Endriartono Sutarto, mantan Panglima TNI yang mengikuti Konvensi Calon Presiden Partai Demokrat optimistis bisa memenangkan pertempuran. Dia yakin, konvensi yang dikuti 11 orang ini berjalan dengan adil.
Dalam kunjungannya ke kantor redaksi Liputan6.com di SCTV Tower, Endriartono membeberkan keyakinannya pada konvensi calon presiden Partai Demokrat. Selain itu, dia juga memberikan pandangannya tentang isu militer Tanah Air seperti penolakan Singapura terhadap Kapal Perang Republik Indonesia (KRI) yang diberi nama Usman Harun, hingga Alat Utama Sistem Persenjataan (Alutsista).
Berikut wawancara khusus Liputan6.com dengan Endriartono yang ditulis pada Rabu (12/2/2014).
Pencapresan
Survei pencapresan internal Partai Demokrat, menunjukkan suara Anda tidak terlalu signifikan. Dalam survei kemarin, Dahlan Iskan dan Pramono Edhie menempati urutan pertama dan kedua. Apa tanggapan Anda?
Saya menyadari karena saya terakhir Panglima TNI itu 2006. Sementara setelah itu saya tidak banyak berkiprah yang masyarakat bisa mengenal secara luas. Sementara kita tahu, beliau di sana (Dahlan Iskan) raja media pemilik media dalam jumlah yang sangat besar, Pak Edi (Pramono Edhie Wibowo) baru saja menyelesaikan tugasnya sebagai KSAD tahun lalu. Kalau masyarakat masih mengenal kedua beliau ini suatu hal yang wajar.
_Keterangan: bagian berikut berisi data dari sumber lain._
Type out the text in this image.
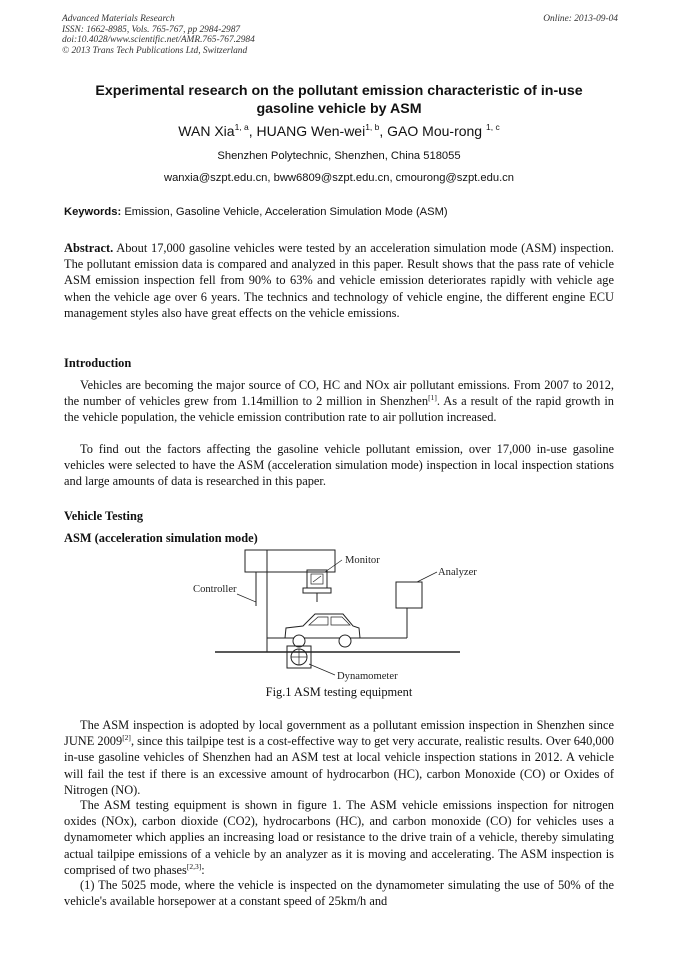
Advanced Materials Research
ISSN: 1662-8985, Vols. 765-767, pp 2984-2987
doi:10.4028/www.scientific.net/AMR.765-767.2984
© 2013 Trans Tech Publications Ltd, Switzerland
Online: 2013-09-04
Experimental research on the pollutant emission characteristic of in-use
gasoline vehicle by ASM
WAN Xia$^{1, a}$, HUANG Wen-wei$^{1, b}$, GAO Mou-rong $^{1, c}$
Shenzhen Polytechnic, Shenzhen, China 518055
wanxia@szpt.edu.cn, bww6809@szpt.edu.cn, cmourong@szpt.edu.cn
Keywords: Emission, Gasoline Vehicle, Acceleration Simulation Mode (ASM)
Abstract. About 17,000 gasoline vehicles were tested by an acceleration simulation mode (ASM) inspection. The pollutant emission data is compared and analyzed in this paper. Result shows that the pass rate of vehicle ASM emission inspection fell from 90% to 63% and vehicle emission deteriorates rapidly with vehicle age when the vehicle age over 6 years. The technics and technology of vehicle engine, the different engine ECU management styles also have great effects on the vehicle emissions.
Introduction
Vehicles are becoming the major source of CO, HC and NOx air pollutant emissions. From 2007 to 2012, the number of vehicles grew from 1.14million to 2 million in Shenzhen[1]. As a result of the rapid growth in the vehicle population, the vehicle emission contribution rate to air pollution increased.
To find out the factors affecting the gasoline vehicle pollutant emission, over 17,000 in-use gasoline vehicles were selected to have the ASM (acceleration simulation mode) inspection in local inspection stations and large amounts of data is researched in this paper.
Vehicle Testing
ASM (acceleration simulation mode)
Controller
Monitor
Analyzer
Dynamometer
Fig.1 ASM testing equipment
The ASM inspection is adopted by local government as a pollutant emission inspection in Shenzhen since JUNE 2009[2], since this tailpipe test is a cost-effective way to get very accurate, realistic results. Over 640,000 in-use gasoline vehicles of Shenzhen had an ASM test at local vehicle inspection stations in 2012. A vehicle will fail the test if there is an excessive amount of hydrocarbon (HC), carbon Monoxide (CO) or Oxides of Nitrogen (NO).
The ASM testing equipment is shown in figure 1. The ASM vehicle emissions inspection for nitrogen oxides (NOx), carbon dioxide (CO2), hydrocarbons (HC), and carbon monoxide (CO) for vehicles uses a dynamometer which applies an increasing load or resistance to the drive train of a vehicle, thereby simulating actual tailpipe emissions of a vehicle by an analyzer as it is moving and accelerating. The ASM inspection is comprised of two phases[2,3]:
(1) The 5025 mode, where the vehicle is inspected on the dynamometer simulating the use of 50% of the vehicle's available horsepower at a constant speed of 25km/h and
Itu merupakan tantangan buat saya sendiri untuk kemudian bagaimana caranya saya untuk dikenal kembali oleh masyarakat. Dan yang paling penting adalah masyarakat tahu apa gagasan yang saya miliki, track record yang saya miliki. Biarkan kemudian, masyarakat menentukan pilihannya berdasarkan pengetahuan mereka. Tetapi saya mengejar agar masyarakat bisa kembali mengenal saya.
Persiapan menghadapi survei terakhir bulan Maret?
Kalau survei internal ya saya harus banyak bersosialisasi dengan anggota yang di DPD maupun di pusat ya. Agar mereka tahu dengan diri saya. Kalau itu internal partai.
Tapi saya sejauh ini masih melihat bahwa banyak orang bertanya, Apakah saya yakin mengikuti konvensi ini? Kalau saya tidak yakin, saya tidak akan mengikuti. Sampai hari ini saya masih meyakini bahwa konvensi ini berjalan secara fair
Sampai saat ini, seberapa yakin untuk memenangkan konvensi capres Partai Demokrat?
Ya harus. Kalau saya nggak optimis ya, saya ngapain lagi buang waktu untuk ikut konvensi ini. Saya punya keyakinan, saya bisa memenangkan konvensi ini. Karena, saya paham persolan yang terjadi di masyarakat dan bersama teman-teman kita bisa merumuskan apa kira-kira terbaik yang bisa kita lakukan untuk bisa menyelesaikan permasalahan itu. Dan itu yang kita jual.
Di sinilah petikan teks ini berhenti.